Silicon, graphite and resin based hard carbon nanocomposite anodes for lithium ion batteries

Nanocomposite based on graphite (C), silicon (Si) and poly[(o-cresyl glycidyl ether)-co-formaldehyde] resin based amorphous hard carbon (HC), denoted as Si/C/HC, have been synthesized by thermal treatment of mechanically milled graphite, silicon and resin of nominal composition C–18 wt.% Si–40 wt.% resin at 973 K, 1073 K and 1173 K in ultrahigh purity argon atmosphere. The formation of the electrochemically inactive SiC is bypassed as well as the amorphization kinetics of graphite is reduced during prolonged milling of graphite and Si in the presence of the resin. Microstructural analysis has confirmed that the Si nanoparticle gets embedded, and is homogeneously dispersed and distributed on the graphite matrix after mechanical milling as well as after thermal treatment.
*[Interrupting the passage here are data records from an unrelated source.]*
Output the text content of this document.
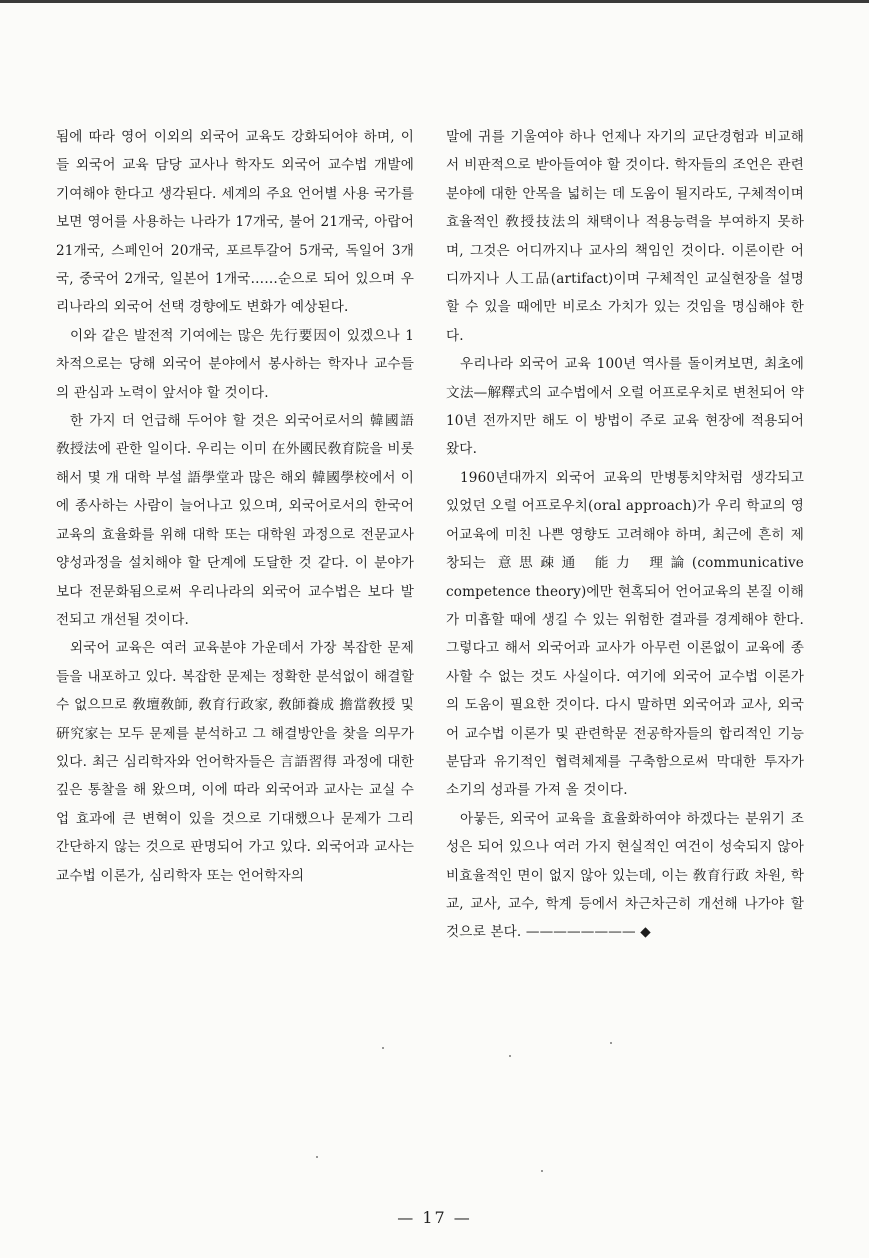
됨에 따라 영어 이외의 외국어 교육도 강화되어야 하며, 이들 외국어 교육 담당 교사나 학자도 외국어 교수법 개발에 기여해야 한다고 생각된다. 세계의 주요 언어별 사용 국가를 보면 영어를 사용하는 나라가 17개국, 불어 21개국, 아랍어 21개국, 스페인어 20개국, 포르투갈어 5개국, 독일어 3개국, 중국어 2개국, 일본어 1개국……순으로 되어 있으며 우리나라의 외국어 선택 경향에도 변화가 예상된다.

이와 같은 발전적 기여에는 많은 先行要因이 있겠으나 1차적으로는 당해 외국어 분야에서 봉사하는 학자나 교수들의 관심과 노력이 앞서야 할 것이다.

한 가지 더 언급해 두어야 할 것은 외국어로서의 韓國語 敎授法에 관한 일이다. 우리는 이미 在外國民敎育院을 비롯해서 몇 개 대학 부설 語學堂과 많은 해외 韓國學校에서 이에 종사하는 사람이 늘어나고 있으며, 외국어로서의 한국어 교육의 효율화를 위해 대학 또는 대학원 과정으로 전문교사 양성과정을 설치해야 할 단계에 도달한 것 같다. 이 분야가 보다 전문화됨으로써 우리나라의 외국어 교수법은 보다 발전되고 개선될 것이다.

외국어 교육은 여러 교육분야 가운데서 가장 복잡한 문제들을 내포하고 있다. 복잡한 문제는 정확한 분석없이 해결할 수 없으므로 敎壇敎師, 敎育行政家, 敎師養成 擔當敎授 및 硏究家는 모두 문제를 분석하고 그 해결방안을 찾을 의무가 있다. 최근 심리학자와 언어학자들은 言語習得 과정에 대한 깊은 통찰을 해 왔으며, 이에 따라 외국어과 교사는 교실 수업 효과에 큰 변혁이 있을 것으로 기대했으나 문제가 그리 간단하지 않는 것으로 판명되어 가고 있다. 외국어과 교사는 교수법 이론가, 심리학자 또는 언어학자의

말에 귀를 기울여야 하나 언제나 자기의 교단경험과 비교해서 비판적으로 받아들여야 할 것이다. 학자들의 조언은 관련분야에 대한 안목을 넓히는 데 도움이 될지라도, 구체적이며 효율적인 敎授技法의 채택이나 적용능력을 부여하지 못하며, 그것은 어디까지나 교사의 책임인 것이다. 이론이란 어디까지나 人工品(artifact)이며 구체적인 교실현장을 설명할 수 있을 때에만 비로소 가치가 있는 것임을 명심해야 한다.

우리나라 외국어 교육 100년 역사를 돌이켜보면, 최초에 文法—解釋式의 교수법에서 오럴 어프로우치로 변천되어 약 10년 전까지만 해도 이 방법이 주로 교육 현장에 적용되어 왔다.

1960년대까지 외국어 교육의 만병통치약처럼 생각되고 있었던 오럴 어프로우치(oral approach)가 우리 학교의 영어교육에 미친 나쁜 영향도 고려해야 하며, 최근에 흔히 제창되는 意思疎通 能力 理論(communicative competence theory)에만 현혹되어 언어교육의 본질 이해가 미흡할 때에 생길 수 있는 위험한 결과를 경계해야 한다. 그렇다고 해서 외국어과 교사가 아무런 이론없이 교육에 종사할 수 없는 것도 사실이다. 여기에 외국어 교수법 이론가의 도움이 필요한 것이다. 다시 말하면 외국어과 교사, 외국어 교수법 이론가 및 관련학문 전공학자들의 합리적인 기능 분담과 유기적인 협력체제를 구축함으로써 막대한 투자가 소기의 성과를 가져 올 것이다.

아뭏든, 외국어 교육을 효율화하여야 하겠다는 분위기 조성은 되어 있으나 여러 가지 현실적인 여건이 성숙되지 않아 비효율적인 면이 없지 않아 있는데, 이는 敎育行政 차원, 학교, 교사, 교수, 학계 등에서 차근차근히 개선해 나가야 할 것으로 본다. ———————— ◆

— 17 —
Electrochemical studies have revealed that the Si/C/HC based nanocomposite, tested as a lithium ion anode, synthesized after thermal treatment at 1173 K exhibits a stable capacity of ∼640 mAh g−1 with an excellent capacity retention when cycled at a rate of ∼160 mA g−1. The nanocomposite anode also shows a moderate rate capability when cycled at different discharge/charge rates. Scanning electron microscopy analysis indicates that the structural integrity and the microstructural stability of the nanocomposite during the alloying/dealloying process contribute to the good cyclability observed in the above nanocomposites.